Every city has its own vernacular that sounds completely foreign to an outsider. If one tries to understand the slang spoken between two locals, they would be left bewildered. Hawaiian Creole English, better known as Hawaiian Pidgin, started as a common language between immigrants from other countries who moved to the Hawaiian Islands to work on the plantations. Nowadays, it is the common language that brings together the melting pot of culture that makes Hawai’i the “Aloha State”.
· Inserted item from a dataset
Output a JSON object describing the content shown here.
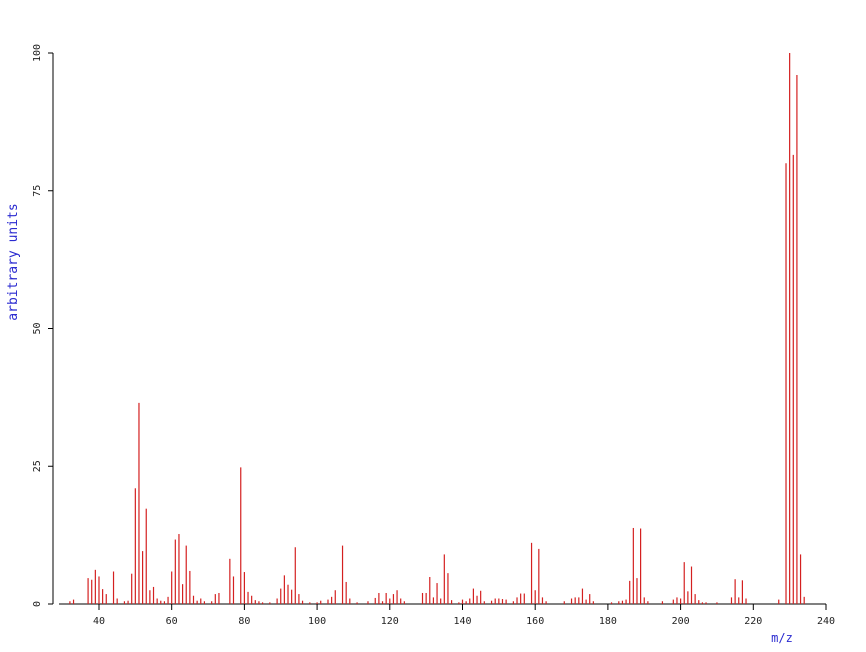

Hawaiian Creole was developed in the late 19th century as a combination of the English, Chinese, Japanese, Korean, Hawaiian, Filipino, and Portuguese languages; today, it is spoken by roughly 700,000 people. Creole languages tend to be linked with negative stereotypes, and especially with Hawaiian Pidgin, it is linked with lower socioeconomic status. In local Hawaiian culture, speaking pidgin is socially welcomed but hinders employment prospects because of professionalism. Standardized English grammar is mostly accepted in the professional world, but in social groups, it is negatively looked upon and often associated with pomposity. Xenophobia as a product of Hawai’i’s past alienates prescriptive English grammar and speakers of Standard English are spurned. The clash between prescribed English and Hawaiian Creole leaves no one the right to act churlish towards the other, yet the history of both languages remains as a social division that separates speakers of either languages.
References
MARLOW, M; GILES, H. Who You Tink You, Talkin Propah? Hawaiian Pidgin Demarginalised. Journal of Multicultural Discourses. 2008, 3(1), 53-68.
MARLOW, M; GILES, H. ‘We Won’t Get Ahead Speaking Like That!’ Expressing and Managing Language Criticism in Hawaii. Journal of Multilingual and Multicu;tural Development. 2010, 31(3), 237-251.